Tay Cities Biomedical Cluster ‘could add hundreds of millions to economy’

A project to grow the Tay Cities Biomedical cluster of world-class life sciences companies will generate hundreds of millions of pounds for the local economy and strengthen Scotland’s reputation as a centre of excellence, according to new economic analysis.

Tay Cities Biomedical Cluster ‘could add hundreds of millions to economy’

Architect’s image of the proposed Innovation Hub

The proposed Tay Cities Biomedical Cluster, led by the University of Dundee in partnership with NHS Tayside, has been earmarked for £25 million in initial funding from the Scottish Government through the Tay Cities Deal.

The project builds on Dundee’s world-renowned reputation for life sciences research, drug discovery and medical devices.

Central to the project is an Innovation Hub close to the University’s School of Life Sciences at Dundee Technopole. This will house new high-growth Life Sciences companies, as well as providing high quality employment for the local workforce. In addition, a state of the art medical device research and development facility will be developed in the School of Medicine and NHS Tayside.

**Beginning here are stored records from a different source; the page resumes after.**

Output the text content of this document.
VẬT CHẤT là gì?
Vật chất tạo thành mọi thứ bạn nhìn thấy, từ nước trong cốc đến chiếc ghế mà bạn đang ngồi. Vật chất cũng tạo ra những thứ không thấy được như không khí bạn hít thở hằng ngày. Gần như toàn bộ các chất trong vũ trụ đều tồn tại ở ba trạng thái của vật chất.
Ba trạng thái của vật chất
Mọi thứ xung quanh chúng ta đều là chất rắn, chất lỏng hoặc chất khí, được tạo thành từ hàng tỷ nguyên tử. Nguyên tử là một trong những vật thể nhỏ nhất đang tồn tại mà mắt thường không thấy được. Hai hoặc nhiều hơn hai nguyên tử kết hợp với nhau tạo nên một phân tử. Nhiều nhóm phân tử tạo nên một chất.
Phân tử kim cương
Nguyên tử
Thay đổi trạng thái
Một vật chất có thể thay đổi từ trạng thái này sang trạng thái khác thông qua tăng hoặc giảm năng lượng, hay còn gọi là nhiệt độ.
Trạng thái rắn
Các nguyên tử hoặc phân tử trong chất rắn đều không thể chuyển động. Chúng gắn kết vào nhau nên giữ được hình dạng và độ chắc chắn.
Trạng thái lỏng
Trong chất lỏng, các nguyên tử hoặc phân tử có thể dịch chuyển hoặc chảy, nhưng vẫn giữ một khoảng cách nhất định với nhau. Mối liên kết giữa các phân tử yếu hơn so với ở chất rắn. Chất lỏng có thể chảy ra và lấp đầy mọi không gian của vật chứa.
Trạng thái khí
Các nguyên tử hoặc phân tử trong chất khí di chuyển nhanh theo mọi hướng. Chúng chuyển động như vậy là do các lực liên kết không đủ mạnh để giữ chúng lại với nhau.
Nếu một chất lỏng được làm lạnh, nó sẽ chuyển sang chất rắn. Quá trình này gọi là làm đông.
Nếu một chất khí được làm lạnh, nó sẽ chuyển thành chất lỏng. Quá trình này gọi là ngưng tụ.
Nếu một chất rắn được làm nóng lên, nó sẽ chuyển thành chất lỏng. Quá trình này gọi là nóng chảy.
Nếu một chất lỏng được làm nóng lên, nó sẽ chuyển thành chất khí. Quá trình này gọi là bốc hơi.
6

A recently completed economic analysis forecasts that the local economy will benefit in excess of £175m with 250 new jobs by 2033.

Professor Sir Mike Ferguson, regius professor of life sciences at the University and one of the leads for the Biomedical Cluster project, said: “We have a fantastic opportunity to build on the considerable strengths we have established in life sciences research and medical technology for the benefit of the Tay Cites Region.”

Professor Ferguson added: “We have already seen new companies established from our discoveries and expertise, notably Exscientia which has become a world leader in using artificial intelligence to design new medicines.

“The BioMedical Cluster project will catalyse a sustainable step change in that kind of innovation-led growth, accelerating company formation, company growth and delivering new jobs for the region and a sizeable economic boost.”

Professor Graeme Houston, professor of clinical imaging and intervention, who leads the medical devices research and is director of the Biomedical Cluster, said: “This investment offers excellent facilities for translation of research from scientists and the NHS clinicians to develop new treatments for patients.”